The outputs parameter describes the names of the outputs as a list of strings.

Further optional parameters for add_node()

  • kwargs (dict): keyword arguments to pass to the python function func; default is empty dictionary {}.

  • category (str): the node launch category; must be set either to interactive or batch; default is interactive.

  • fworker (str): the name of the worker to launch the node; default is wfe.name.

  • qadapter (CommonAdapter): a custom qadapter, overriding the defaut qadapter in the engine that is relevant if category is set to batch; default is None, i.e. no custom qadapter is written to the node.

Save and load a WFEngine object

Sometimes it is helpful to save the engine to a file and sometime later to continue with the same engine in another jupyter session. To this end, the to_file() and from_file() methods are provided. The JSON and YAML formats are supported by these methods. For example, an engine wfe can be saved to a YAML file using

wfe.to_file('engine.yaml')

and later loaded from the file using:

from virtmat.middleware.engine.wfengine import WFEngine
wfe = WFEngine.from_file('engine.yaml')

Set and get the workflow IDs or the workflow query

The workflow IDs and the workflow query can be set during the whole lifetime of the WFEngine object as demonstrated in this example:

wfe.wf_ids = [12345]
print(wfe.wf_query) # will print {'nodes': {'$in': [12345]}}
wfe.wf_query = {'name': 'my workflow'}
print(wfe.wf_ids) # will be [] if the query had no match

Glossary

  • Scientific workflow is the coordinated execution of repeatable actions accounting for dependencies and concurrency. The actions can be computation, measurement, pre/post processing, data management and analysis, visualization. Other (imprecise) names for a workflow: protocol, recipe, job chain, task sequence, pipeline, procedure. The scientific workflow focusses on how to organize these actions, i.e. keeping the answers of these questions: What order? What inputs? What outputs? What metadata? What resources?

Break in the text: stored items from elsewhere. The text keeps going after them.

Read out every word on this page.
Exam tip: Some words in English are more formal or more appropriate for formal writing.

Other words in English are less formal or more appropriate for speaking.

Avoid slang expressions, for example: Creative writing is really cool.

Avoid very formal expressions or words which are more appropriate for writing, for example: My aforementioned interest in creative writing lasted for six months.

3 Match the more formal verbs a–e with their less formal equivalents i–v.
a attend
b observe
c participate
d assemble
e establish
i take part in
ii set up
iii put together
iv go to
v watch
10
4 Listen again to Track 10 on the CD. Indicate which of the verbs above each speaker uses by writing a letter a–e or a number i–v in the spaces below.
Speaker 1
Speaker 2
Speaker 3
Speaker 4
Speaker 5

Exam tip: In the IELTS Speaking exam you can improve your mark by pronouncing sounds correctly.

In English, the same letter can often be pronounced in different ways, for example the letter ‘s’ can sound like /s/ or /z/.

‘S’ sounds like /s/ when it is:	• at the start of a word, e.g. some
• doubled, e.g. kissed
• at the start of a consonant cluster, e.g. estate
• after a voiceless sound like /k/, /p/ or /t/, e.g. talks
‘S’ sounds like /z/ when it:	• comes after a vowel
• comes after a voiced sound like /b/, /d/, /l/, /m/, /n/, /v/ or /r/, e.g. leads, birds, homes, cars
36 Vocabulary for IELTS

  • Workflow Management System helps managing scientific workflows, i.e. authoring, validating, editing, persisting, running, and querying workflows and workflow nodes. A workflow management system offers at least some of the following benefits: scalability, concurrency, distributed / heterogeneous computing, data and code reuse, provenance, reproducibility, modular validation, automation, resilience (fault tolerance), rapid prototyping.

  • Workflow node is an action from the workflow executed separately (in space and/or time) on a given computing resource. For example two nodes can be executed at the same time on different resources or at different moments of time, including a time gap between their execution times. A workflow node can be executed either directly in the interactive Jupyter session (interactive category) or submitted for execution as a batch job to a Batch Queuing System (batch category).

  • Batch Queuing System helps managing jobs on computing clusters, in particular to manage the computing resources and to schedule jobs to resources according to their specific requirements.

  • Computing resource requirement can be, for example, the number of processors, the size of memory and an estimate of the job running time.

  • Workflow graph is a directed acyclic graph representing the workflow nodes as vertices and the dependencies between workflow nodes as edges.

  • Workflow query is a query that retrieves and/or changes information about the workflow. The query can include, for example, workflow name, workflow ID, time of creation, time of last change, the set of nodes and the set of node dependencies identified by their IDs, names and metadata.

  • Node query is a query that retrieves and/or changes information about a specific workflow node. This query can include description of the action with the list of tasks, the input and output data usually described by metadata (such as location of storage and name in the workflow), input parameters, and the resource requirements.

  • State of workflow and workflow nodes can be interpreted using this reference keeping in mind that a firework is equivalent to workflow node.